The right protocol depends on the deposit's risk-return slot. Audit depth and incident survival: Aave V3, then Compound V3. Rate premium with active curation: Morpho Blue. Governance-set rate with Real-World-Asset backing: Sky plus Spark. New-architecture experimentation: Fluid, Euler V2, Silo. None of the eight dominates every dimension, which is why diversifying USDC and USDT supply across two or three protocols is a common pattern for larger deposits.
Practical heuristic: for the first dollar of USDC or USDT, default to Aave V3 mainnet. For an additional 50-150bps and willingness to read vault parameters, add Morpho Blue via Steakhouse or Gauntlet. For governance-set rate exposure without borrow-demand volatility, add Sky sUSDS or Spark. The remaining four protocols (Fluid, Compound V3, Euler V2, Silo) are reasonable secondary positions for depositors who have already covered the top tier. See best USDC yield platforms 2026 for a USDC-only ranking with deeper protocol-specific commentary.
How Does Eco Route USDC and USDT into Lending Protocols?
Eco Routes settles USDC and USDT across 15+ supported chains so that depositors can move stablecoins from any source chain into the chain where the best lending market sits, without holding gas tokens on the destination. For a depositor on Base who wants USDC into Morpho on Ethereum mainnet, Eco intents handle the cross-chain leg and the gas. Eco is one option among several; Across, LI.FI, and Circle's native CCTP are also live USDC-bridging paths. The rates above are protocol-level rates and do not depend on the bridge.

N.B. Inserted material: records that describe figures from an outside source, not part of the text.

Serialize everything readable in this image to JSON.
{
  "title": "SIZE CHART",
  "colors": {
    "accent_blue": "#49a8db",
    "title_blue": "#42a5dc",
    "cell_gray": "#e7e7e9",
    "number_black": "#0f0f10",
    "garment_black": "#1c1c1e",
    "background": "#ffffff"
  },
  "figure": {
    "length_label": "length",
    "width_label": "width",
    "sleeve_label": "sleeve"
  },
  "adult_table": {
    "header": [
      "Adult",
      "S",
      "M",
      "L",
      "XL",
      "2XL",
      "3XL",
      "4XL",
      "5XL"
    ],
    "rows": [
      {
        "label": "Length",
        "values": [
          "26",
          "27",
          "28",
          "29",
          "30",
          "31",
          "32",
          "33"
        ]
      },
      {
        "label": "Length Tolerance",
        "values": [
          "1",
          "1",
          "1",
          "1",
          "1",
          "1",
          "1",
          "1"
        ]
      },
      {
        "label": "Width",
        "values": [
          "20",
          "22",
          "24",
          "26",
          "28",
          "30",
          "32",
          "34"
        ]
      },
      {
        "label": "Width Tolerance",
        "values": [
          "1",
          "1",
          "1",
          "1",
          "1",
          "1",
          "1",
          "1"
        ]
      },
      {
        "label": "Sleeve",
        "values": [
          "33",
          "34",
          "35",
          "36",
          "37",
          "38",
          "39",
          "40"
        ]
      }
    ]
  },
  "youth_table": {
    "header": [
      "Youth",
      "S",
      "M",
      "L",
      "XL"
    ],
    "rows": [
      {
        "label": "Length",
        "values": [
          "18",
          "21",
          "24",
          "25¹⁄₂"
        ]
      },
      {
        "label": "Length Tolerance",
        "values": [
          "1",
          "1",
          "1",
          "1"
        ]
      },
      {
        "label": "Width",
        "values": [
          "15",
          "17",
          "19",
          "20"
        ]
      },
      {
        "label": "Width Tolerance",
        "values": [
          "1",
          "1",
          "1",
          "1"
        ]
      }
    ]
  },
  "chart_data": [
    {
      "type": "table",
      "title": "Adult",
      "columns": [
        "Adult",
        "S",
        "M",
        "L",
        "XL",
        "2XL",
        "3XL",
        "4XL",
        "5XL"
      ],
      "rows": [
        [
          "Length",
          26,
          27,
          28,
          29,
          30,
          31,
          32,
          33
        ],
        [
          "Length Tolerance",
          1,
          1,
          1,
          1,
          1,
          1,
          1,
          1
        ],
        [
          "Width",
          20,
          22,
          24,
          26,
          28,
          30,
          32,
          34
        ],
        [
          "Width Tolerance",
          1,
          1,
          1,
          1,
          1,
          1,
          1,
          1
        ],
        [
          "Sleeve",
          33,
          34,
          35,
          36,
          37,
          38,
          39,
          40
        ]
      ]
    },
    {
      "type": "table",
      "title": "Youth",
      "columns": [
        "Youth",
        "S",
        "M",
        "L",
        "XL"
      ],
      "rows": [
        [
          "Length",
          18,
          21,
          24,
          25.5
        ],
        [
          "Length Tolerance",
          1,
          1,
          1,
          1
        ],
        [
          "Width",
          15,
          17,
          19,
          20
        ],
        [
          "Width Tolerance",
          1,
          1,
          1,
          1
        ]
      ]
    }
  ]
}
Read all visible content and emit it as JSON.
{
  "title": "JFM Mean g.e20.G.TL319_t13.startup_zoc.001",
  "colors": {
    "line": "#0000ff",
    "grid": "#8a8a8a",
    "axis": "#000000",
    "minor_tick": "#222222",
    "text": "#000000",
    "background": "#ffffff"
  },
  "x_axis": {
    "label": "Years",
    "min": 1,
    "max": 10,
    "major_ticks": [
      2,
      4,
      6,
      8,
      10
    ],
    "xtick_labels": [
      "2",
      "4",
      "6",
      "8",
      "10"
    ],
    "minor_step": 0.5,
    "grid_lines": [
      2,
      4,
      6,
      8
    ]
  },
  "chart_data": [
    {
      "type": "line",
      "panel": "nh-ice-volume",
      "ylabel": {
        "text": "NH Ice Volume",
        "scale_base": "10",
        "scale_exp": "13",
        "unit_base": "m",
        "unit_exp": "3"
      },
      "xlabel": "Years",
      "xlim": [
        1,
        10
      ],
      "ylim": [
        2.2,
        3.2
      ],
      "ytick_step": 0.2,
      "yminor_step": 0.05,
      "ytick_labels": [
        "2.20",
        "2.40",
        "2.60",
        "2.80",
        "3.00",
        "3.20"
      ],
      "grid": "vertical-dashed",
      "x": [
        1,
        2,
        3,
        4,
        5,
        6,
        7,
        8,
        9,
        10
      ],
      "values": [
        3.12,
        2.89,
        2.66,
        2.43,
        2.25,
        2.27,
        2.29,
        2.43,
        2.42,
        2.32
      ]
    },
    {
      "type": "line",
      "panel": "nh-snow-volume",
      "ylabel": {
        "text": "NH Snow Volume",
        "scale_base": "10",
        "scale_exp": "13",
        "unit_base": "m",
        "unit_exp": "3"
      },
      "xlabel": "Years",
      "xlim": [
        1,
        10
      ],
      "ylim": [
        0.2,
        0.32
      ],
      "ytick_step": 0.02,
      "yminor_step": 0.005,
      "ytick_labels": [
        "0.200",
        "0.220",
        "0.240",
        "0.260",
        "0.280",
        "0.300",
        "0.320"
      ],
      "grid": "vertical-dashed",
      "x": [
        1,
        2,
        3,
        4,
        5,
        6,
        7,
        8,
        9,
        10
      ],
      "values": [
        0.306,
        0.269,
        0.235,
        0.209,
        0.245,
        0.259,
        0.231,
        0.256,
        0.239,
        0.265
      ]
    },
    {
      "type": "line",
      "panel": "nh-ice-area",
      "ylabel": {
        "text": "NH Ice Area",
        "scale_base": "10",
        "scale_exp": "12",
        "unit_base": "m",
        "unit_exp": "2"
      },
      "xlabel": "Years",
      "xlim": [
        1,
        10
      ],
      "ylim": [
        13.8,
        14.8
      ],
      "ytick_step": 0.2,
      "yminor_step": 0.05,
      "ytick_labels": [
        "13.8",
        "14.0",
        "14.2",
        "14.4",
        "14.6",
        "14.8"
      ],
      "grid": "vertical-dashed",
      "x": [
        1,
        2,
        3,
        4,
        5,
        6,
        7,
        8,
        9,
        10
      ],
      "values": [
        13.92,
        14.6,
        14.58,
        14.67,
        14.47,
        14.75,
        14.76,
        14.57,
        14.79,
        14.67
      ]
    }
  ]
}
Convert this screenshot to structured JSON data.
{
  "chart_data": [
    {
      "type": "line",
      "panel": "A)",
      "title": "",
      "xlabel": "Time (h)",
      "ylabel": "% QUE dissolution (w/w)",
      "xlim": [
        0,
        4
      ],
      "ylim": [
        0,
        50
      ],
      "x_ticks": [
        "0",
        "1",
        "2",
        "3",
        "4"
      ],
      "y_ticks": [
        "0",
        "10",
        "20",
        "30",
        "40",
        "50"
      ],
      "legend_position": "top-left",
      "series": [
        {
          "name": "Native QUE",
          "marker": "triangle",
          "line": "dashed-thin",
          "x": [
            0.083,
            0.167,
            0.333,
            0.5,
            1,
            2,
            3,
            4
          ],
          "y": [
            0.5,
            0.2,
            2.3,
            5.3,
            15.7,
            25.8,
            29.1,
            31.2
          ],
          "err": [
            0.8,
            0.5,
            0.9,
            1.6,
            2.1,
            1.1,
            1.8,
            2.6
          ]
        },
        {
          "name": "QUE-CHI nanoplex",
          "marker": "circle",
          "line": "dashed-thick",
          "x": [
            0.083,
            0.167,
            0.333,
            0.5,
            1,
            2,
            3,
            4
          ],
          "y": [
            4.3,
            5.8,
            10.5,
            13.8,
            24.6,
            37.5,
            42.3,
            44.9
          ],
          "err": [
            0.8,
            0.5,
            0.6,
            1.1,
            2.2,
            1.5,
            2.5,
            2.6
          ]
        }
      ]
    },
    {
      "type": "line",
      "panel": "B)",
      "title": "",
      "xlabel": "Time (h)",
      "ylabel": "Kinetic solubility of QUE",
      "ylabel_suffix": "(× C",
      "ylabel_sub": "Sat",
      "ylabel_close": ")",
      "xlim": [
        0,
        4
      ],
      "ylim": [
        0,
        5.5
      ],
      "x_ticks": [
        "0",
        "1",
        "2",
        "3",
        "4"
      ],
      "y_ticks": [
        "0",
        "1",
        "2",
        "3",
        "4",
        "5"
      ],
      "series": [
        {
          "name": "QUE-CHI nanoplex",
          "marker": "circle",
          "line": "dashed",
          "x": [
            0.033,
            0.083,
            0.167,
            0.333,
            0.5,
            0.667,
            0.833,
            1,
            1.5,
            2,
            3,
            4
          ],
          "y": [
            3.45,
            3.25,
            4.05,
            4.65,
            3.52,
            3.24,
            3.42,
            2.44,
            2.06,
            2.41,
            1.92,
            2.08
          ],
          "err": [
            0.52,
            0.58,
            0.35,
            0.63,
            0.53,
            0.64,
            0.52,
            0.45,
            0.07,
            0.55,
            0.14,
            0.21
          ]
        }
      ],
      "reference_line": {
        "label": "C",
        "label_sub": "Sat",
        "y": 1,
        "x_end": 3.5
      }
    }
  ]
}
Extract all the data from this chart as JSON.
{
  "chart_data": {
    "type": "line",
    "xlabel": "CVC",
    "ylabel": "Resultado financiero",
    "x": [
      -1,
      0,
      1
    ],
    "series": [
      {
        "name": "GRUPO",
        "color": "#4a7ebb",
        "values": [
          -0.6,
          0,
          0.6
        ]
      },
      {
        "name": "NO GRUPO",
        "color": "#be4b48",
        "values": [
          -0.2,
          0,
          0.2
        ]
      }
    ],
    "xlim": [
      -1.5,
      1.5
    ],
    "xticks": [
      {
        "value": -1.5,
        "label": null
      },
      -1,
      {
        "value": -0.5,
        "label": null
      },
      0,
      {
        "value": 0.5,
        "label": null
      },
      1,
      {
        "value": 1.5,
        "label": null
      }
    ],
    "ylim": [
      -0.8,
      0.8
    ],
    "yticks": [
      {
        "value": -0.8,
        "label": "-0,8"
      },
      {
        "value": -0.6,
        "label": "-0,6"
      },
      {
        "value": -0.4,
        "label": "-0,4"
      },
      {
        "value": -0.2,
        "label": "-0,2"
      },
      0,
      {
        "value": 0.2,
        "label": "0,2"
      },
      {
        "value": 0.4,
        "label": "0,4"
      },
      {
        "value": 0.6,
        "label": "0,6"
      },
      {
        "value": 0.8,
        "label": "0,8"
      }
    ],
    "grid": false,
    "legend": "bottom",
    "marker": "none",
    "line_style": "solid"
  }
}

Frequently Asked Questions
What is the largest DeFi lending protocol in 2026?
Aave V3 leads with $14.6B in TVL as of May 24, 2026, roughly twice the size of the next-largest lending protocol (Morpho Blue at $11.8B). Sky's lending allocations sit third at $5.6B. Source: DeFiLlama lending category.
Which DeFi lending protocol has the highest USDC supply APY?
In May 2026, Silo (4.8-7.2% on Sonic and Arbitrum) and Morpho Blue (4.1-6.8% via aggressive vaults like Gauntlet Prime) tend to run the highest USDC supply APYs in the eight-protocol set. The trade-off is shorter operating history (Silo) or curator-specific risk (Morpho).
Are these lending protocols audited?
All eight protocols carry multiple audits from named firms. Aave V3 has the deepest registry (10+ audits since 2022 including OpenZeppelin, Trail of Bits, SigmaPrime, Certora, ABDK). Compound V3 has the longest continuous audit lineage going back to V1 in 2018. Euler V2 audited heavily post the 2023 relaunch. Silo and Fluid carry fewer total reviews because of shorter operating history.
Can I move USDC between lending protocols across chains?
USDC and USDT live on a specific chain. Moving between lending protocols on the same chain costs one transaction. Moving across chains requires a bridge. Eco Routes, Circle CCTP, Across, and LI.FI are common paths. Eco specifically lets the depositor pay gas on the source chain and settle on the destination without bridging a separate gas token.
Related Reading
Sources and methodology. Protocol TVL pulled from DeFiLlama lending category on May 24, 2026. USDC and USDT supply APYs from DeFiLlama yields, 30-day window. Audit lists verified against each protocol's published audit registry on its GitHub or docs site. Sky Savings Rate from Sky governance documentation. Figures refresh quarterly; supply APYs are variable and may have moved since publication.